The graph in Figure 7 also indicates the importance of the position of the nozzles in relation to the drone’s rotors when using low application heights. The results of the changes in the volume of liquid in the droplet stream under the influence of the height of the drone’s position and under the influence of the airstream indicate the need to analyze the influence of the multirotor drone design on the effectiveness of liquid settling on plants when spraying them at low altitudes.

4. Conclusions

The laboratory research on the quality of the liquid applied to plants when spraying them from a drone compared with spraying them with a ground sprayer has made it possible to create comparable conditions for the two spraying methods.

Analysis of the results of a study of the application in wheat plants of liquid sprayed from a nozzle on a multi-rotor drone moving at 0.5 m and 1.0 m, compared with spraying with a nozzle alone at the same heights, showed that the capacity of the deposited liquid significantly increased, improving the uniformity of the applied liquid in the plants when the drone was operating.

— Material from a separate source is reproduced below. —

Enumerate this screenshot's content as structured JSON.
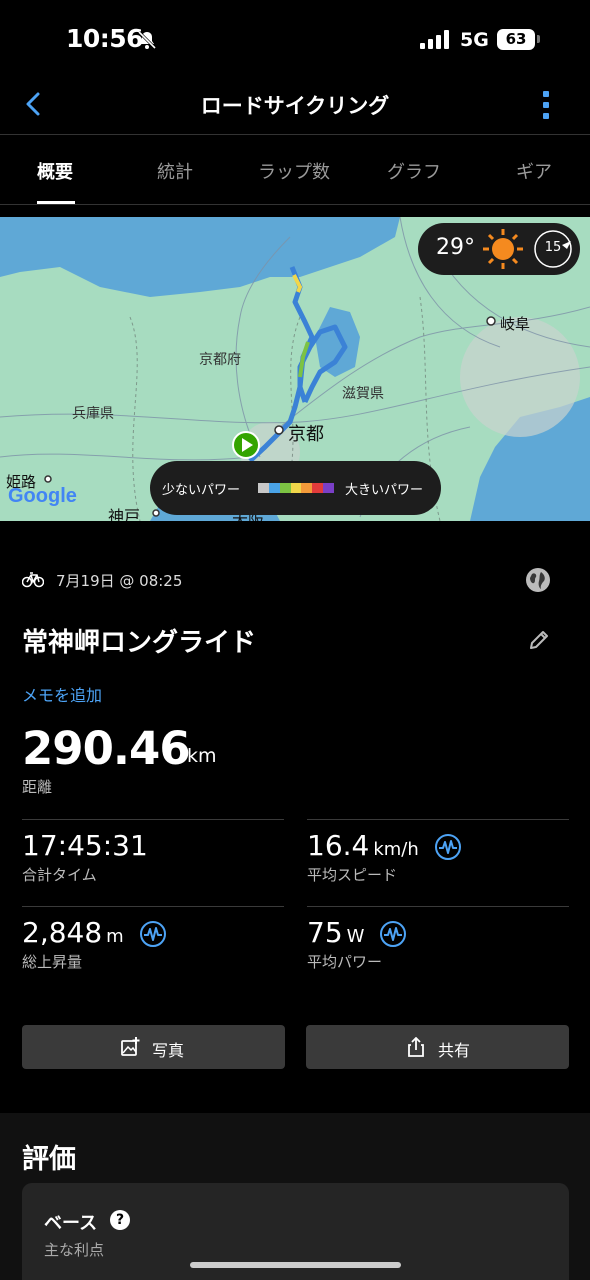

The airflow generated by the rotating propellers assisted in penetrating the sprayed liquid into deeper parts of the plant canopy. Treatments of crop spraying performed at low altitudes using drones with rotating propellers can be compared with ground sprayer treatments that use an auxiliary air stream.

However, research has indicated that the low altitudes at which crop spraying could be carried out with multi-rotor drones can significantly affect air velocity distribution in the stream generated by the rotors. Studies have shown that there are also significant local differences in the transverse uniformity of spray application across the width of the strip of sprayed plants. This phenomenon can occur more strongly when the height of the drone’s spray is lowered. These results suggest that drones for performing crop spraying at very low heights, comparable to the height of an agricultural sprayer boom, should be specially constructed to avoid a high irregularity of liquid application and to ensure a good quality of spray application in the plants. Future research should be focused on this problem.

In the experiments, the speed and height of drone movement also affected the volume of deposited liquid in wheat plants. This situation was mainly due to a change in the liquid’s application rate to the sprayed area.

No effect from the speed and height of drone movement was found on the uniformity of liquid application across levels of samplers on the tripod.